Methamphetamine is not just a drug. It is a man. It is a beast.
"He, and I say he because I have a love affair with him," she said. "Whenever I needed him he was there, no matter what was going on with my life."
"He took everything I ever loved, first of all being myself. He took my children. He took my health."
Avila is now 36, and she has been clean since December 2005. But a life of meth addiction has taken from her things the rest of us take for granted. Things like knowing who we are without drugs dictating our thoughts.
But also things that aren't just things. Like people. Like children.
"I lost my five children. I lost my second husband, who committed suicide by police officer in the state of Washington after I left him."
She lost all of her teeth. She lost her health, and now has hepatitis-C.
Two of her children, ages 15 and 17, live with their father in the Central Valley. The other three were 5, 4 and 2 when she gave them up to the state of Washington eight years ago.
She recalled the eight months she spent as a "cook," when she still had her three youngest children in Washington. Armed guards high on meth kept the property under constant surveillance.
"I don't know what they thought they'd do if the police showed up," she said.
Two trailers, less than 20 feet apart, held the things most important to her at that time.
In one trailer she and her husband cooked "lithium dope ... batteries, that kind of thing."
In the other, her three children lived.
She said she finally gave up her three youngest after her then-husband pulled a knife on her and subsequently went to prison for a year.
But she knew she would go back to him when he got out.
"I wasn't going to drag my children through it anymore," she said.
She started using when she was 13. She had her first stint in rehab at 15. She started injecting at 19. Her parents used. Her brothers used.
Her second husband was extremely abusive. She shot up to escape the pain, to be in her own world. But her own world was just too good to ever want to leave.
"I couldn't even quit shooting dope when I was pregnant with my child. My son was born under the influence of methamphetamines."
She said at her peak she was shooting an 8-ball, or 3.5 grams, of meth a day.

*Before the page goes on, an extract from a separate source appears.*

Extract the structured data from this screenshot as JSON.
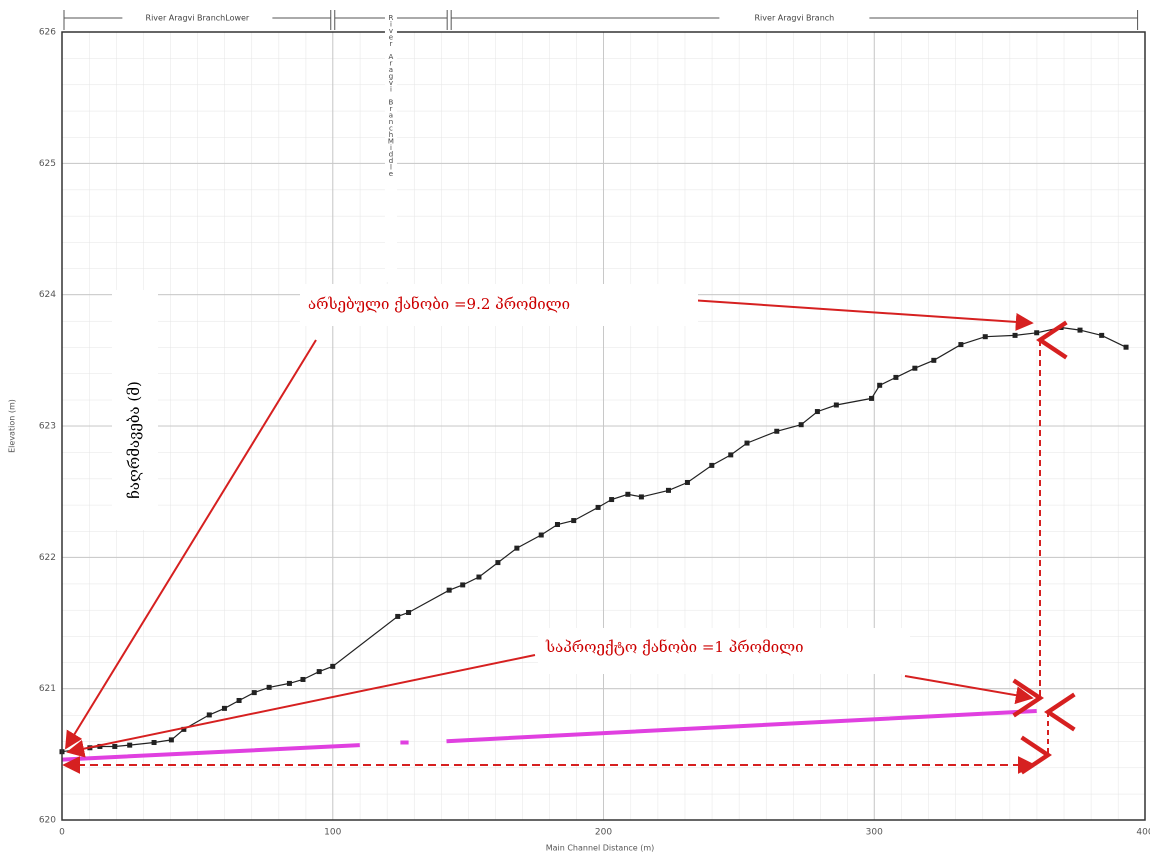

She stayed up for two weeks straight, passing out for just minutes at a time.
She never held down a job when using. She stole. She hung out with dealers.
She had several wake-up calls that finally motivated her toward recovery. Her abusive ex-husband giving her a huge black eye. An arrest for drug paraphernalia. A concerned brother showing up at her dope house unannounced, telling her he would call the police if she didn't call family and check in once a week.
She is now more than 18 months sober. She has a new husband and a dog. She is training to be a drug counselor, helping kids battle the same demons she fought.
She said she has no shame, as she wipes the tears out of her eyes.
"If it weren't for the life I lived, I wouldn't be sitting here today talking to you," she said.
"I was a bad mom, but that wasn't me, that was the addiction, and that was the drugs.
"The main message is that if it wasn't for God, I wouldn't be here, I would have been dead a long time ago.
"The tears, they're knowing that I'm living today."